Fue entonces cuando una idea comenzó a tomar forma en mi mente. ¿Y si compraba una tarjeta prepago para intentar contactar con él? Podría llamar desde un número desconocido, desvinculado de mi identidad. O quizá, incluso, presentarme como si fuese de un ayuntamiento, una ONG, o alguna institución oficial, algo que no levantase sospechas y no delatara una relación personal, ni mucho menos un posible vínculo financiero.
Empecé a imaginar el escenario. Si contestaba él, le preguntaría en castellano si podía hablar. En caso afirmativo podría conocer su situación Si no podía responder o la situación era tensa, al menos tendría algún indicio de su estado. Era una estrategia que podía ofrecer respuestas, pero también implicaba riesgos. Mientras analizaba los pros y los contras, me aferré a esta pequeña idea como una posibilidad real de desatascar la situación.
Al día siguiente recibí la llamada de Ander. Su voz denotaba que había avanzado en algo: me informó que había contactado con Estixu, la responsable de la ONG, y le había enviado el dossier que le remití. Ella, con rapidez, había trasladado la documentación a una persona que colaboraba con ellos en la región. Se trataba de un salesiano que, según me explicó, había trabajado durante muchos años en Nigeria aunque en ese momento, se encontraba en Sierra Leona.

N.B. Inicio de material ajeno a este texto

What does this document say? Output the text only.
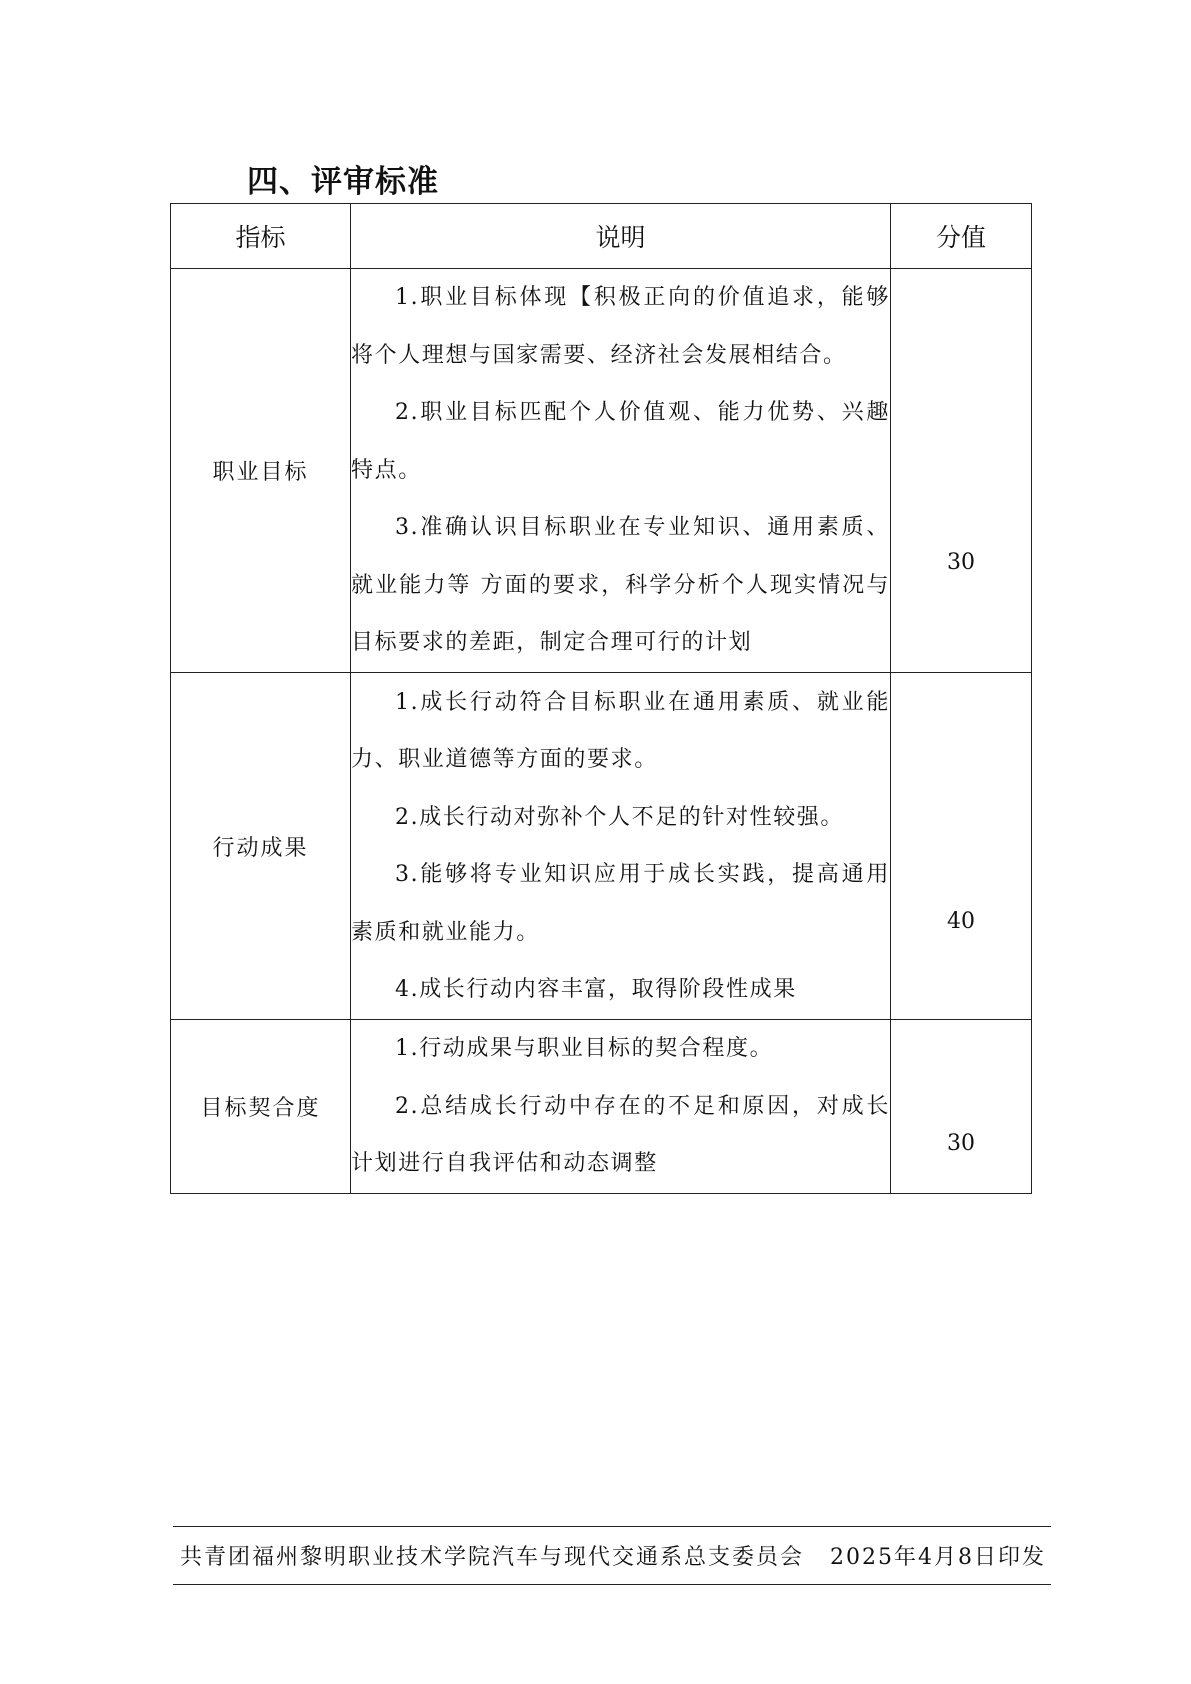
四、评审标准
指标	说明	分值
职业目标	1.职业目标体现【积极正向的价值追求，能够将个人理想与国家需要、经济社会发展相结合。

2.职业目标匹配个人价值观、能力优势、兴趣特点。

3.准确认识目标职业在专业知识、通用素质、就业能力等 方面的要求，科学分析个人现实情况与目标要求的差距，制定合理可行的计划	30
行动成果	1.成长行动符合目标职业在通用素质、就业能力、职业道德等方面的要求。

2.成长行动对弥补个人不足的针对性较强。

3.能够将专业知识应用于成长实践，提高通用素质和就业能力。

4.成长行动内容丰富，取得阶段性成果	40
目标契合度	1.行动成果与职业目标的契合程度。

2.总结成长行动中存在的不足和原因，对成长计划进行自我评估和动态调整	30
共青团福州黎明职业技术学院汽车与现代交通系总支委员会 2025年4月8日印发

Ander, añadió algo más: Estitxu había hablado ya con el salesiano, y me sugirió que le llamara directamente para obtener más detalles. En medio de la incertidumbre, esas palabras trajeron un atisbo de esperanza. Por primera vez, sentía que alguien con conocimiento de la zona y sus dinámicas podría aportar algo más que teorías. Al colgar, ya tenía clara mi siguiente acción: establecer contacto con la la responsable de la ONG y averiguar lo que aquel salesiano había podido compartir.
Estitxu, me atendió con una gran amabilidad que aliviaba en parte la tensión que llevaba encima. Me explicó quién era el salesiano con el que habían contactado y en qué consistía su colaboración con ellos. Según me dijo, se trataba de una persona con una vasta experiencia en la región, alguien que había pasado muchos años trabajando en África y que conocía bien la cultura, las dinámicas sociales y la manera de actuar de las comunidades locales. Su conocimiento no solo se basaba en lo que había aprendido en libros o informes, sino en una convivencia directa, en el día a día, entendiendo desde dentro cómo funcionaban las personas y los grupos en esa parte del continente. Durante nuestra conversación, noté que había leído con detenimiento el dosier que le envié a través de Ander. Sin embargo, su tono, cargado de cierto pesar, me dejó helado cuando compartió las conclusiones del salesiano: afirmaba categóricamente que no el grupo Boko Haram no podía ser el responsable de la acción y sugería que todo podría tratarse de un engaño para conseguir dinero, ya que era una práctica habitual en muchas zonas de África.
¿Un engaño? ¿Era todo mentira? ¿Un truco de Blanchard para conseguir dinero y continuar su camino? La idea me golpeó como un mazazo. No podía dar crédito a lo que estaba oyendo. En mi cabeza, Blanchard seguía siendo aquel amigo que había enfrentado lo peor de la vida con una entereza admirable. Sin embargo, la duda empezaba a hacerse hueco, tan invasiva como incómoda.
Conversamos durante unos minutos más. Estitxu me explicó que el salesiano había pedido algo muy concreto: si lograba contactar con Blanchard, debía decirle que lo llamara directamente y para ello me ofreció su número de teléfono personal. Él mismo valoraría la situación y, aquello sería "la prueba del algodón". Si Blanchard no lo hacía, el salesiano consideraba que probablemente se trataba de un montaje.
Cuando la conversación llegó a su fin, le agradecí profundamente su interés y su ayuda. Pero colgué con la mente enredada en un torbellino de pensamientos. No podía dejar de repetir esa posibilidad en mi cabeza: ¿Y si todo era un engaño?. La nueva situación era tan desconcertante como dolorosa.